Ihr hängt wirklich verdammt weit zurück hier in Deutschland, was die Entwicklung neuer Modelle für Schulbauten und des Lernens betrifft“, sagt Rosan Bosch einmal während ihrer Keynote Anfang dieser Woche auf der von der Architekturgalerie Aedes in Berlin veranstalteten Tagung zum Thema „Zukunft Schulbau“. Die Niederländerin Rosan Bosch berät auf der ganzen Welt Bildungsträger und -einrichtungen und propagiert ein Lehrmodell, das auf die natürlichen Bedürfnisse und die Abenteuerlust der Kinder eingeht; ein Modell, das in Variationen im skandinavischen Raum seit langer Zeit zum erfolgreichen Standard geworden ist. „Compulsion, Boredom, Fear“ prägten dagegen das System des traditionellen frontalen Unterrichts, sagt sie: Nötigung, Langeweile und Angst.

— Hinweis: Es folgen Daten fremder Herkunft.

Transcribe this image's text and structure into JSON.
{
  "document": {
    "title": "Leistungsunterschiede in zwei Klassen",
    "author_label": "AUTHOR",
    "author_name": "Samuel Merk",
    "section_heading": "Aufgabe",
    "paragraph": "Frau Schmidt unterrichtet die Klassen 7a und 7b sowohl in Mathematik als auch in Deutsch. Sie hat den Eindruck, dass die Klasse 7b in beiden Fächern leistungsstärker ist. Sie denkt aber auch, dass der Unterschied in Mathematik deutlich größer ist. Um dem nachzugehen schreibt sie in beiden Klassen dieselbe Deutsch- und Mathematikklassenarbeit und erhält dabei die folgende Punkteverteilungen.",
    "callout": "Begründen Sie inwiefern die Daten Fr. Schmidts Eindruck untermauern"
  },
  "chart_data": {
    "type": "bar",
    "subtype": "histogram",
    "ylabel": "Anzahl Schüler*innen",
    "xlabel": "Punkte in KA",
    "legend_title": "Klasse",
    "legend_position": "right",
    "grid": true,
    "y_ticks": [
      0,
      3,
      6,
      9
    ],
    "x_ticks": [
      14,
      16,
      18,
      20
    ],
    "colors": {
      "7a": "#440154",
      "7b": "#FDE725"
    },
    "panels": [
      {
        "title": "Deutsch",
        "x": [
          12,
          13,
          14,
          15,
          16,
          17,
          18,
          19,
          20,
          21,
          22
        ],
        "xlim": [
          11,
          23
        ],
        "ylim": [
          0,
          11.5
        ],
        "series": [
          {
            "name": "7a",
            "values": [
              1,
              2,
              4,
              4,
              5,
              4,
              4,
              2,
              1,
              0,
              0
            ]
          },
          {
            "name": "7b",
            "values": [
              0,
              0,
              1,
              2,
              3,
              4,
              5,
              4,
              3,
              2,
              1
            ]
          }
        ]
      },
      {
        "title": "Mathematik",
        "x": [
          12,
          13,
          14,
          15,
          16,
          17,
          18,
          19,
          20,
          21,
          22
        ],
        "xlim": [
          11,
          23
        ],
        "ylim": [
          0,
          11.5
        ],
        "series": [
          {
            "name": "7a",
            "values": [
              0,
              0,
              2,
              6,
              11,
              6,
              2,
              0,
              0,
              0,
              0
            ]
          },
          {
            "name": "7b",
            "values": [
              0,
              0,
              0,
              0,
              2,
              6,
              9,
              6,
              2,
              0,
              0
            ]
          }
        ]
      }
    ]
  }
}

Es ist ja nicht so, dass dieses System nicht auch in Deutschland in Frage gestellt würde – und es gibt auch hierzulande Unterrichtsformen, die sich vom frontalen Unterricht absetzen oder ihn zumindest ergänzen, und das nicht nur an den Gesamtschulen. Zugleich hat man sich auch schon seit Ende der 1960er Jahre Gedanken darüber gemacht hat, ob man Schulen nicht anders bauen sollte als bisher. Also ohne kalte Treppenhäuser und lange Flure, an denen sich ein Klassenraum an den anderen reiht, mit Schulhof oder Mobbing-Space draußen davor.

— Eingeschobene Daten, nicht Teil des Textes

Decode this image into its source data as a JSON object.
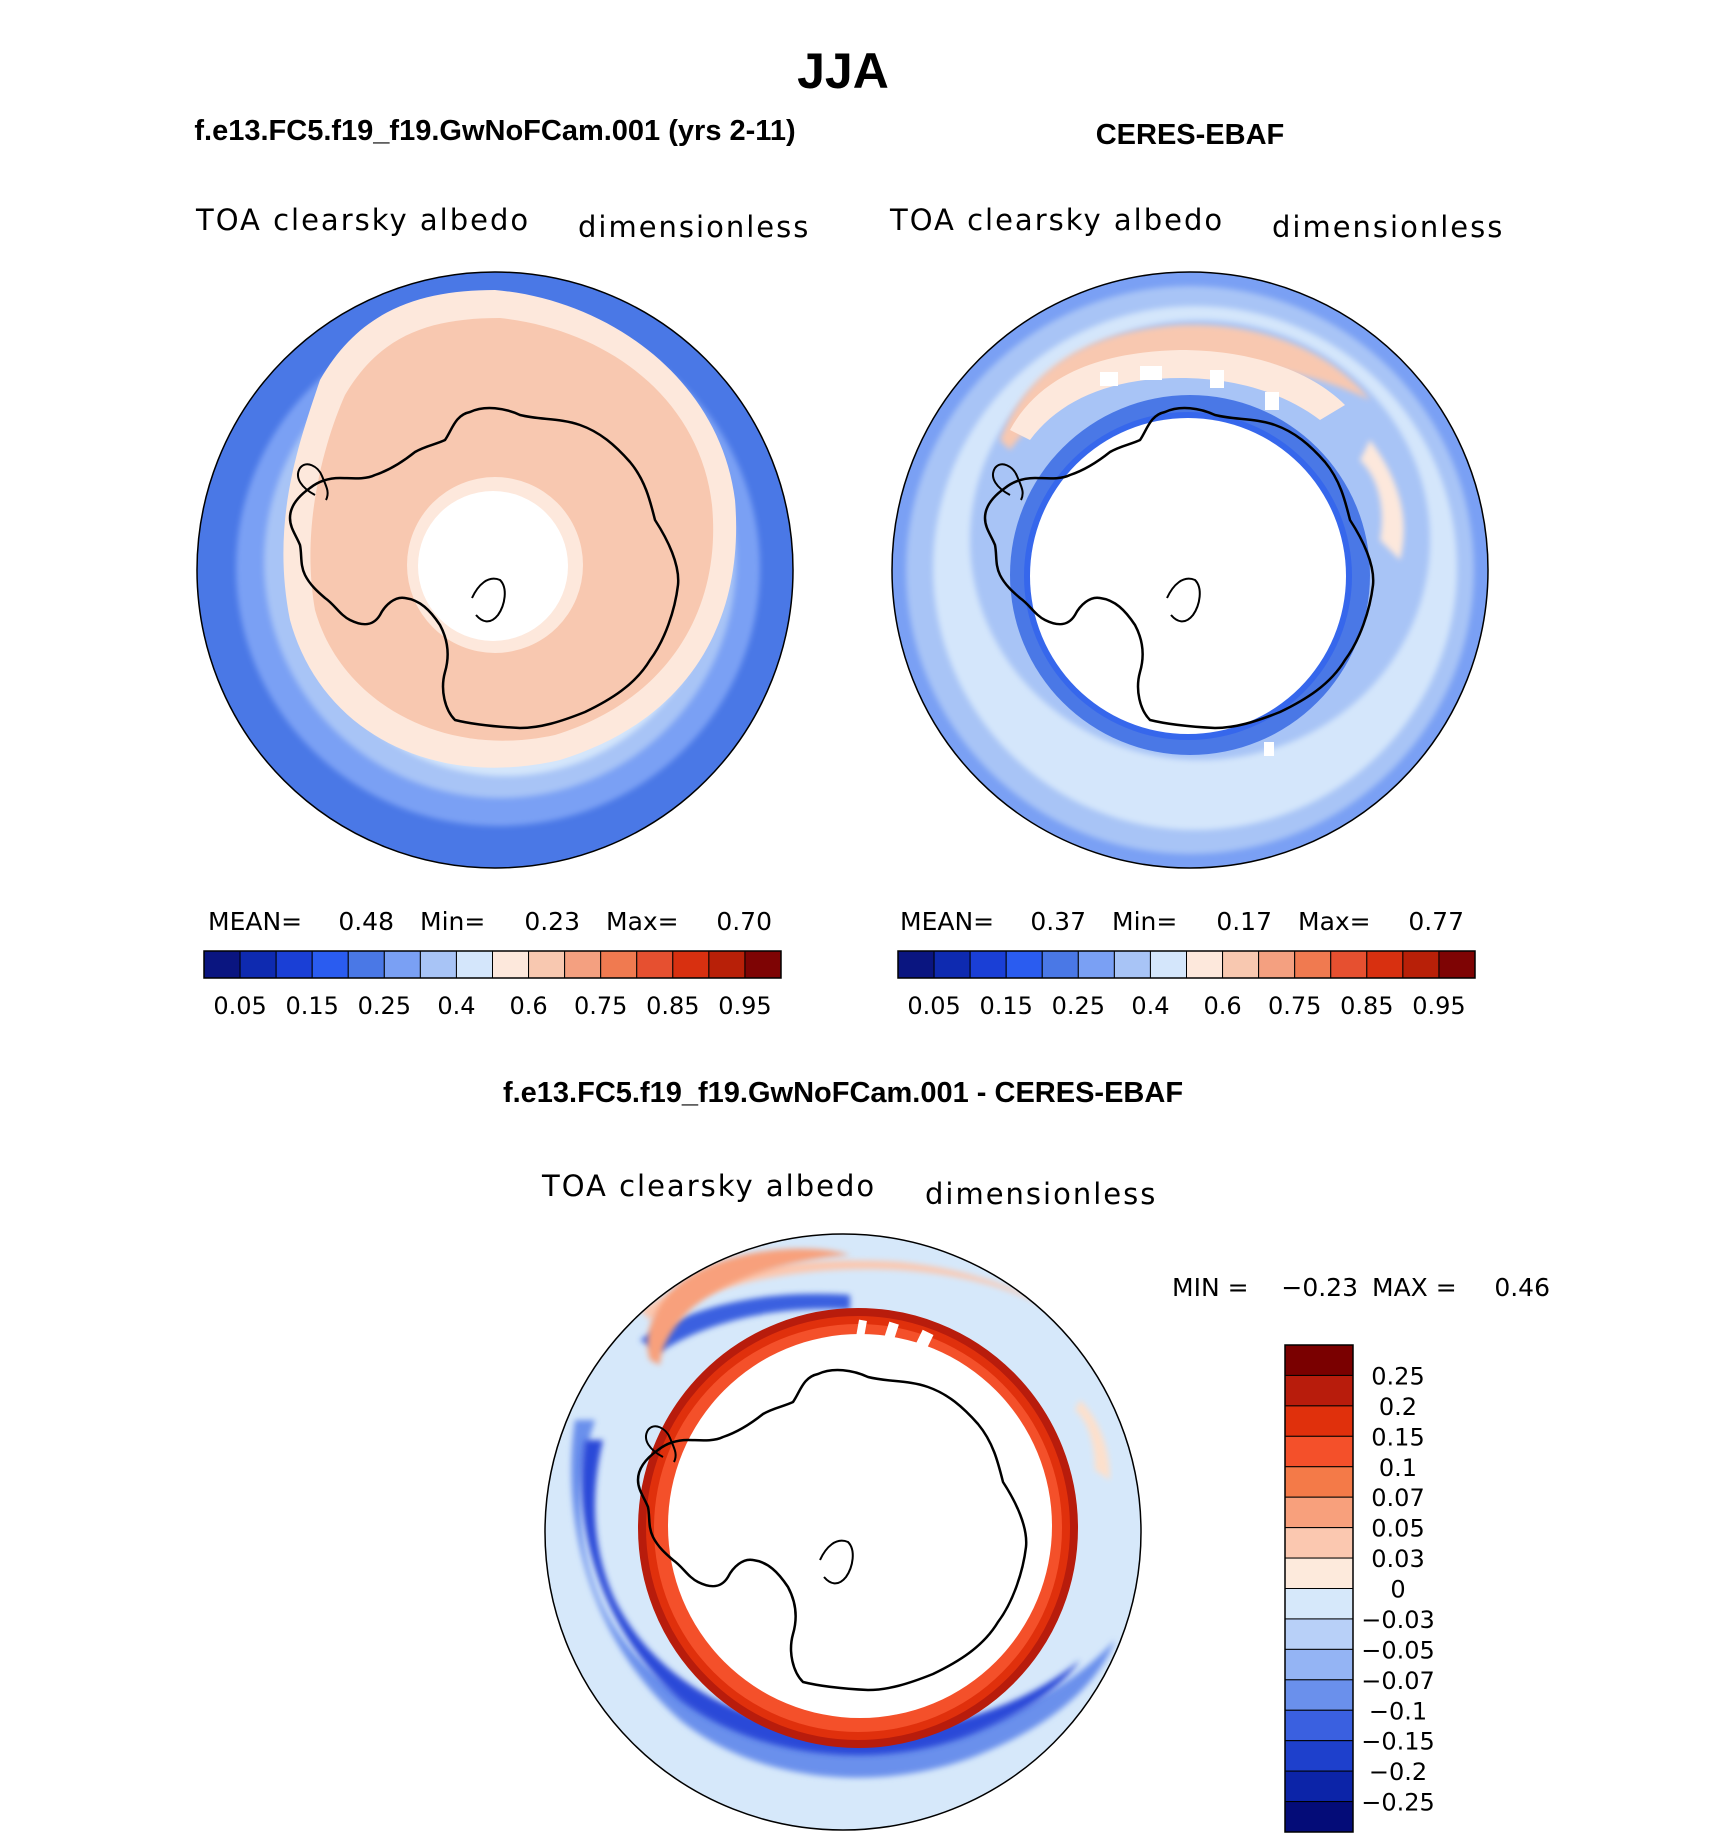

Aber wirklich viel getan hat sich nicht, und nicht wenige der zunächst enthusiastisch begrüßten, dann später ebenso heftig geschmähten „Lernfabriken“ sind inzwischen schon wieder abgerissen worden. Erinnert sich noch jemand an die Trostlosigkeit des Englischunterrichts in den Mini-Käfigen der Sprachlabore? Die Situation Anfang der 1970er Jahre ähnelt ohnehin ein wenig der Situation heute: So wie man damals für die geburtenstarken Jahrgänge den Bau von Schulen verschlafen hatte, so perplex reagierten die Verwaltungen vor einiger Zeit auf die gegen alle Prognosen steigenden Schülerzahlen. Ging man bis etwa 2010 noch von einer sinkenden Bevölkerungs- und damit Schülerzahl aus, hat sich das zumindest für die Metropolen inzwischen in das Gegenteil verkehrt. Der Zuzug von außen, aber auch steigende Geburtenzahlen – vor allem, aber nicht nur in den migrantischen Quartieren – sind verantwortlich dafür
Laut einer Berechnung des Berliner Senats von 2015 wird der Anteil der 6- bis unter 18-Jährigen in dieser Stadt bis 2030 um 23 Prozent auf rund 416.000 steigen. Wenn man nichts unternähme, gäbe es für 70.000 Schüler spätestens 2026 schlicht keine Schulen – und die, die es heute gibt, befinden sich nicht selten in einem erbarmungswürdigen Zustand.
Dänen geht es besser
Berlin wird 5,5 Milliarden Euro investieren, mindestens 60 neue Schulen sollen in den nächsten 10 Jahren entstehen, daneben die alten modernisiert und umgebaut werden. Endlich, muss man sagen, nachdem für so lange Zeit die Investition in die einzige nennenswerte Ressource dieses Landes, seine Menschen, so brutal vernachlässigt worden ist. Eine eigene Task-Force und Steuerungsgruppe ist beim Senat eingerichtet worden, um die gewaltige Aufgabe zu stemmen; um die in Berlin traditionell zähen Prüf- und Genehmigungsverfahren zu beschleunigen, werden 200 neue Mitarbeiter alleine für die Verwaltung dieser Aufgabe neu eingestellt.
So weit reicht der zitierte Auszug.